Murphy, meanwhile, pounced during a discussion about so-called dreamers — undocumented immigrants who were brought to the U.S. at a young age by their parents. The dreamers had been protected for years from deportation by an executive order signed by former President Barack Obama, but Trump rescinded the order last month, leaving theof roughly 22,000 New Jersey residents in question. When Guadagno moved from talking about the dreamers to crimes committed by undocumented immigrants in general, Murphy said she was committing the same error as Trump by effectively stereotyping all undocumented immigrants as criminals.
“With all due respect, let’s not tell half-truths or untruths about any of this,” Murphy said.
“You pit ‘us’ against ‘them.’ You cast a pall over entire communities of people. That is un-American,” he went on to say.
As the debate wrapped up, both candidates focused again on policy-oriented messages, with Guadagno using her time to portray the November 7 election as one that will determine whether the state will continue to be affordable for most New Jersey families.
“It’s about making New Jersey a place where we can afford to live again,” she said.
For his part, Murphy cast the decision before voters as one of “turning the page” to a different brand of leadership after nearly eight years under Christie and Guadagno.
“We can turn the page, we can change leadership, leadership that celebrates and rebuilds the middle class, and the bridge into the middle class,” Murphy said.
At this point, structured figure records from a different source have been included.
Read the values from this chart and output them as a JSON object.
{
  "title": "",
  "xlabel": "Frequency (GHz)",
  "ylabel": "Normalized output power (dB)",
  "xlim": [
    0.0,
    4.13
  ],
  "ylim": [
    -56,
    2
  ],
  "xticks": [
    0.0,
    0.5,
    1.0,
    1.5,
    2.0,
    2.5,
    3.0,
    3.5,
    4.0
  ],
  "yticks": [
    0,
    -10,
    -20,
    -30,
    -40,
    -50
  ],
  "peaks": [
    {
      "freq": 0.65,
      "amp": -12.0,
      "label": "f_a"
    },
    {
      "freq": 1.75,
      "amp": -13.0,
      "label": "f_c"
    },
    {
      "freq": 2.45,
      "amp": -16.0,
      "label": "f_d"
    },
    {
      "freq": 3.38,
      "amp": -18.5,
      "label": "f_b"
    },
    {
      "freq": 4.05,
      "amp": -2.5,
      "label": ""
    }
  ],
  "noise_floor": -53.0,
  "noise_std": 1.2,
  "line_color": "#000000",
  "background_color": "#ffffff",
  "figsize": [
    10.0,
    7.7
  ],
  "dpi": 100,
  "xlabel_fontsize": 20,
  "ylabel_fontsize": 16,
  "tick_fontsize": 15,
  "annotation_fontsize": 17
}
After the debate ended, both candidates spoke separately with reporters about their experiences on the stage. Guadagno was also pressed to answer why she bragged about some elements of Christie’s record, including an improved unemployment rate, but distanced herself from most others, and Murphy was challenged to explain whether he did enough to ease concerns about property taxes, which polls show is the top issue this year for voters. And when asked how they thought they fared overall, Guadagno responded by saying she “loved every single second of it,” and Murphy said “we got our message out, we held our own.”
The two candidates will debate for a final time on October 18 at William Paterson University, and voters will go to the polls to decide the contest on November 7.